ALDO AGOSTI — Anch’io ritengo che abbia influito l’intransigenza del Comintern, le cui condizioni per l’adesione sono sgradite anche ai massimalisti del Psi. Tra l’altro nei 21 punti si chiede che il partito cambi nome da socialista in comunista, pretesa che Serrati e i suoi rifiutano. Quanto alle speranze rivoluzionarie, oggi con il senno di poi sappiamo che erano vane, ma all’epoca buona parte dell’Europa era in ebollizione: ancora nel 1923 si accendono focolai insurrezionali in Germania e in Bulgaria.

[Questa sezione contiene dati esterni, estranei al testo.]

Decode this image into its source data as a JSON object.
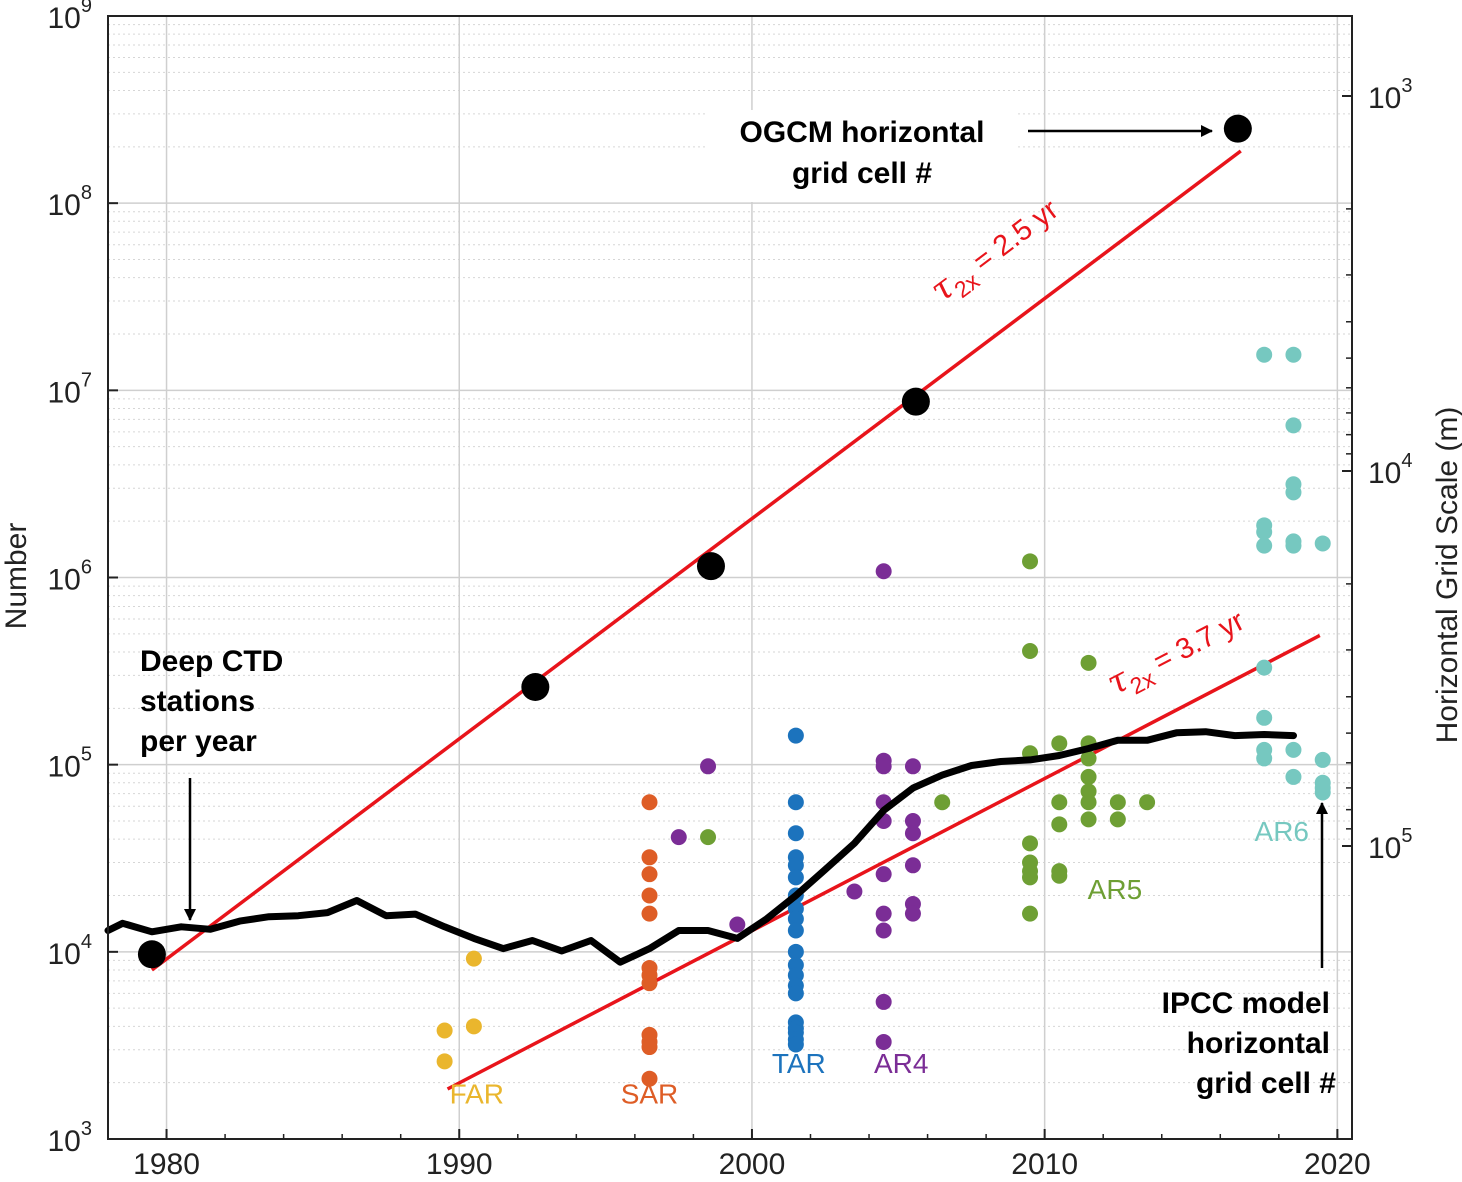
{
  "chart_data": {
    "type": "scatter",
    "xlim": [
      1978,
      2020.5
    ],
    "ylim_exponents": [
      3,
      9
    ],
    "y_scale": "log",
    "ylabel": "Number",
    "ylabel_right": "Horizontal Grid Scale (m)",
    "grid": true,
    "x_ticks": [
      "1980",
      "1990",
      "2000",
      "2010",
      "2020"
    ],
    "y_ticks": [
      {
        "base": "10",
        "exp": "3"
      },
      {
        "base": "10",
        "exp": "4"
      },
      {
        "base": "10",
        "exp": "5"
      },
      {
        "base": "10",
        "exp": "6"
      },
      {
        "base": "10",
        "exp": "7"
      },
      {
        "base": "10",
        "exp": "8"
      },
      {
        "base": "10",
        "exp": "9"
      }
    ],
    "right_ticks": [
      {
        "base": "10",
        "exp": "3",
        "value": 1000
      },
      {
        "base": "10",
        "exp": "4",
        "value": 10000
      },
      {
        "base": "10",
        "exp": "5",
        "value": 100000
      }
    ],
    "ogcm_points": {
      "color": "#000000",
      "points": [
        [
          1979.5,
          9700
        ],
        [
          1992.6,
          260000
        ],
        [
          1998.6,
          1150000
        ],
        [
          2005.6,
          8700000
        ],
        [
          2016.6,
          250000000
        ]
      ]
    },
    "fits": [
      {
        "label_tau": "τ",
        "label_sub": "2x",
        "label_rest": " = 2.5 yr",
        "color": "#e8141b",
        "x": [
          1979.5,
          2016.7
        ],
        "y": [
          8000,
          190000000
        ]
      },
      {
        "label_tau": "τ",
        "label_sub": "2x",
        "label_rest": " = 3.7 yr",
        "color": "#e8141b",
        "x": [
          1989.6,
          2019.4
        ],
        "y": [
          1850,
          490000
        ]
      }
    ],
    "ctd_line": {
      "color": "#000000",
      "x": [
        1978,
        1978.5,
        1979.5,
        1980.5,
        1981.5,
        1982.5,
        1983.5,
        1984.5,
        1985.5,
        1986.5,
        1987.5,
        1988.5,
        1989.5,
        1990.5,
        1991.5,
        1992.5,
        1993.5,
        1994.5,
        1995.5,
        1996.5,
        1997.5,
        1998.5,
        1999.5,
        2000.5,
        2001.5,
        2002.5,
        2003.5,
        2004.5,
        2005.5,
        2006.5,
        2007.5,
        2008.5,
        2009.5,
        2010.5,
        2011.5,
        2012.5,
        2013.5,
        2014.5,
        2015.5,
        2016.5,
        2017.5,
        2018.5
      ],
      "y": [
        13000,
        14200,
        12800,
        13600,
        13200,
        14600,
        15400,
        15600,
        16200,
        18800,
        15600,
        15900,
        13600,
        11800,
        10400,
        11500,
        10100,
        11500,
        8800,
        10400,
        13000,
        13000,
        11800,
        15000,
        20000,
        27500,
        38000,
        57000,
        75000,
        88000,
        99000,
        104000,
        106000,
        112000,
        122000,
        135000,
        135000,
        148000,
        150000,
        143000,
        145000,
        143000
      ]
    },
    "series": [
      {
        "name": "FAR",
        "color": "#eab62d",
        "points": [
          [
            1989.5,
            3800
          ],
          [
            1989.5,
            2600
          ],
          [
            1990.5,
            9200
          ],
          [
            1990.5,
            4000
          ]
        ]
      },
      {
        "name": "SAR",
        "color": "#de5d26",
        "points": [
          [
            1996.5,
            63000
          ],
          [
            1996.5,
            32000
          ],
          [
            1996.5,
            26000
          ],
          [
            1996.5,
            20000
          ],
          [
            1996.5,
            16000
          ],
          [
            1996.5,
            8200
          ],
          [
            1996.5,
            7500
          ],
          [
            1996.5,
            6800
          ],
          [
            1996.5,
            3600
          ],
          [
            1996.5,
            3300
          ],
          [
            1996.5,
            3100
          ],
          [
            1996.5,
            2100
          ]
        ]
      },
      {
        "name": "TAR",
        "color": "#1c73bd",
        "points": [
          [
            2001.5,
            143000
          ],
          [
            2001.5,
            63000
          ],
          [
            2001.5,
            43000
          ],
          [
            2001.5,
            32000
          ],
          [
            2001.5,
            29000
          ],
          [
            2001.5,
            25000
          ],
          [
            2001.5,
            20000
          ],
          [
            2001.5,
            17000
          ],
          [
            2001.5,
            15000
          ],
          [
            2001.5,
            13000
          ],
          [
            2001.5,
            10000
          ],
          [
            2001.5,
            8500
          ],
          [
            2001.5,
            7500
          ],
          [
            2001.5,
            6600
          ],
          [
            2001.5,
            6000
          ],
          [
            2001.5,
            4200
          ],
          [
            2001.5,
            3900
          ],
          [
            2001.5,
            3700
          ],
          [
            2001.5,
            3400
          ],
          [
            2001.5,
            3200
          ]
        ]
      },
      {
        "name": "AR4",
        "color": "#7b2d96",
        "points": [
          [
            1998.5,
            98000
          ],
          [
            1997.5,
            41000
          ],
          [
            1999.5,
            14000
          ],
          [
            2003.5,
            21000
          ],
          [
            2004.5,
            1080000
          ],
          [
            2004.5,
            105000
          ],
          [
            2004.5,
            98000
          ],
          [
            2004.5,
            63000
          ],
          [
            2004.5,
            50000
          ],
          [
            2004.5,
            26000
          ],
          [
            2004.5,
            16000
          ],
          [
            2004.5,
            13000
          ],
          [
            2004.5,
            5400
          ],
          [
            2004.5,
            3300
          ],
          [
            2005.5,
            98000
          ],
          [
            2005.5,
            50000
          ],
          [
            2005.5,
            43000
          ],
          [
            2005.5,
            29000
          ],
          [
            2005.5,
            18000
          ],
          [
            2005.5,
            16000
          ]
        ]
      },
      {
        "name": "AR5",
        "color": "#6e9f34",
        "points": [
          [
            1998.5,
            41000
          ],
          [
            2006.5,
            63000
          ],
          [
            2009.5,
            1220000
          ],
          [
            2009.5,
            405000
          ],
          [
            2009.5,
            115000
          ],
          [
            2009.5,
            38000
          ],
          [
            2009.5,
            30000
          ],
          [
            2009.5,
            27000
          ],
          [
            2009.5,
            25000
          ],
          [
            2009.5,
            16000
          ],
          [
            2010.5,
            130000
          ],
          [
            2010.5,
            63000
          ],
          [
            2010.5,
            48000
          ],
          [
            2010.5,
            27000
          ],
          [
            2010.5,
            25500
          ],
          [
            2011.5,
            350000
          ],
          [
            2011.5,
            130000
          ],
          [
            2011.5,
            108000
          ],
          [
            2011.5,
            86000
          ],
          [
            2011.5,
            72000
          ],
          [
            2011.5,
            63000
          ],
          [
            2011.5,
            51000
          ],
          [
            2012.5,
            63000
          ],
          [
            2012.5,
            51000
          ],
          [
            2013.5,
            63000
          ]
        ]
      },
      {
        "name": "AR6",
        "color": "#76c8c0",
        "points": [
          [
            2017.5,
            15500000
          ],
          [
            2017.5,
            1900000
          ],
          [
            2017.5,
            1750000
          ],
          [
            2017.5,
            1480000
          ],
          [
            2017.5,
            330000
          ],
          [
            2017.5,
            178000
          ],
          [
            2017.5,
            120000
          ],
          [
            2017.5,
            108000
          ],
          [
            2018.5,
            15500000
          ],
          [
            2018.5,
            6500000
          ],
          [
            2018.5,
            3150000
          ],
          [
            2018.5,
            2850000
          ],
          [
            2018.5,
            1560000
          ],
          [
            2018.5,
            1480000
          ],
          [
            2018.5,
            120000
          ],
          [
            2018.5,
            86000
          ],
          [
            2019.5,
            1520000
          ],
          [
            2019.5,
            106000
          ],
          [
            2019.5,
            80000
          ],
          [
            2019.5,
            75000
          ],
          [
            2019.5,
            71000
          ]
        ]
      }
    ],
    "series_labels": [
      {
        "name": "FAR",
        "x": 1990.6,
        "y": 1550
      },
      {
        "name": "SAR",
        "x": 1996.5,
        "y": 1550
      },
      {
        "name": "TAR",
        "x": 2001.6,
        "y": 2250
      },
      {
        "name": "AR4",
        "x": 2005.1,
        "y": 2250
      },
      {
        "name": "AR5",
        "x": 2012.4,
        "y": 19200
      },
      {
        "name": "AR6",
        "x": 2018.1,
        "y": 39000
      }
    ],
    "annotations": {
      "ogcm_line1": "OGCM horizontal",
      "ogcm_line2": "grid cell #",
      "ctd_line1": "Deep CTD",
      "ctd_line2": "stations",
      "ctd_line3": "per year",
      "ipcc_line1": "IPCC model",
      "ipcc_line2": "horizontal",
      "ipcc_line3": "grid cell #"
    }
  }
}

GIOVANNI SABBATUCCI — Del resto parlare di situazione rivoluzionaria non significa che ci fossero le condizioni concrete per un’insurrezione vittoriosa in Occidente. Vuol dire semmai che l’idea della rivoluzione, rimasta sopita dopo la Comune di Parigi del 1871, dal 1917 in poi riemerge impetuosamente, anche se in sostanza si tratta di un mito. Poi bisogna aggiungere che con il tempo nel Psi la maggioranza massimalista s’indebolisce, tanto che al momento della successiva scissione dei riformisti, nel 1922, le due componenti quasi si equivalgono. E il partito massimalista subirà ulteriori defezioni in seguito, con una parte, Serrati compreso, che confluirà nel Pci.

ALDO AGOSTI — Un punto importante è che la spinta rivoluzionaria persiste finché dura la guerra. Sull’obiettivo di concludere subito il conflitto i bolscevichi in Russia nel 1917 ottengono un larghissimo appoggio popolare. Ma a guerra terminata fare la rivoluzione significa in qualche modo riaccendere uno scontro armato, prospettiva tutt’altro che desiderabile per le masse esauste.

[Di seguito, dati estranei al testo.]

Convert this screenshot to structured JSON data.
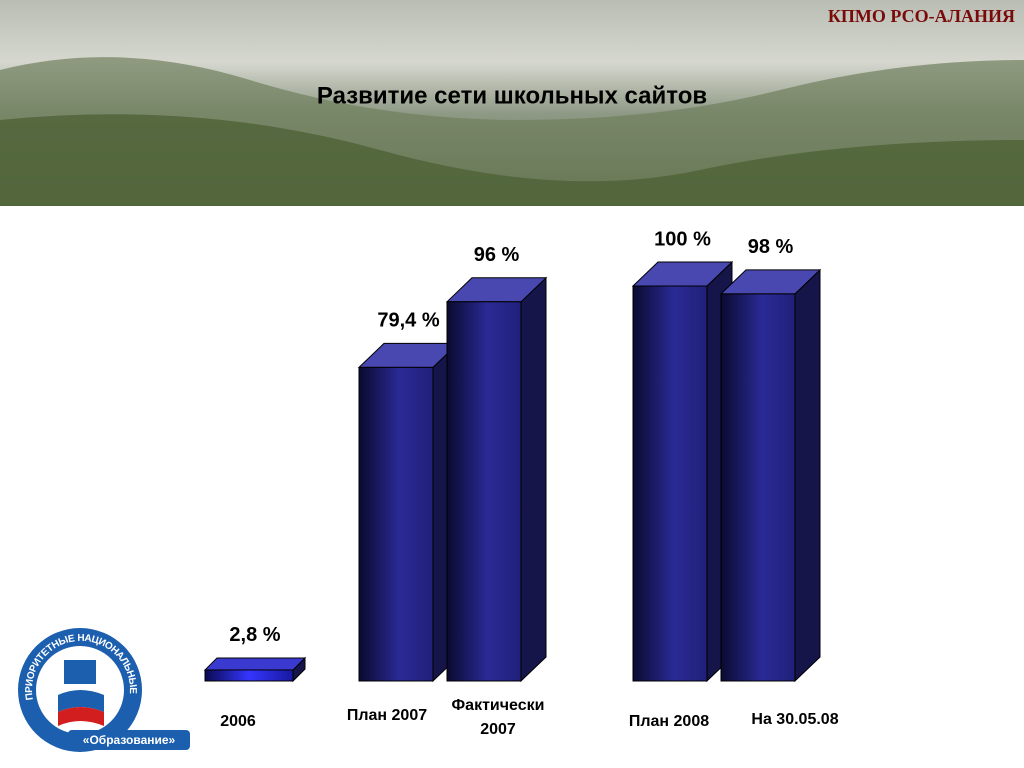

L’occupazione delle fabbriche favorisce l’ascesa del fascismo?

ALDO AGOSTI — Anche per l’effetto simbolico dell’evento, con gli operai armati che presidiano le officine, l’impressione nelle classi dirigenti è enorme. In realtà quei lavoratori svolgono anche un servizio d’ordine per evitare che gli impianti siano danneggiati. Ma certo la borghesia s’impaurisce e sceglie la linea che l’anarchico Luigi Fabbri chiamerà in un libro del 1922 La controrivoluzione pre

ventiva, appoggiando il fascismo. Mussolini approva l’intesa che chiude la vertenza, ma per ragioni tattiche, come mossa di avvicinamento a Giolitti. I conti tornano, perché poi i due leader presenteranno liste comuni. Di certo l’occupazione delle fabbriche radicalizza la situazione. Lo capisce bene Gramsci, quando scrive che l’Italia è a un bivio: o la presa del potere da parte del proletariato, o un’offensiva reazionaria di una durezza mai vista.

GIOVANNI SABBATUCCI — È vero che Mussolini mostra una vaga apertura verso gli operai che occupano le fabbriche, ma la sua posizione all’epoca non ha grande importanza. Era un personaggio minore, nessuno pensava che sarebbe presto diventato il protagonista della vita politica. Va aggiunto che Giolitti risolve la vertenza tra sindacati e imprenditori facendo grosse pressioni sugli industriali, che non le gradiscono affatto. In effetti l’accordo finale viene incontro agli operai, con aumenti salariali, sei giorni di ferie pagate (prima non c’erano), addirittura forme di cogestione sindacale nelle aziende. Ma l’intesa non trova uno sbocco politico riformista, come forse Giolitti sperava, perché l’esplosione della violenza squadrista in Emilia, a partire dal tardo autunno del 1920, cambia le carte in tavola, portando il fascismo sulla cresta dell’onda. La commissione mista tra sindacati e imprenditori, che doveva studiare il tema della cogestione, si riunisce qualche volta, ma non conclude nulla. Ormai il clima politico va in tutt’altra direzione.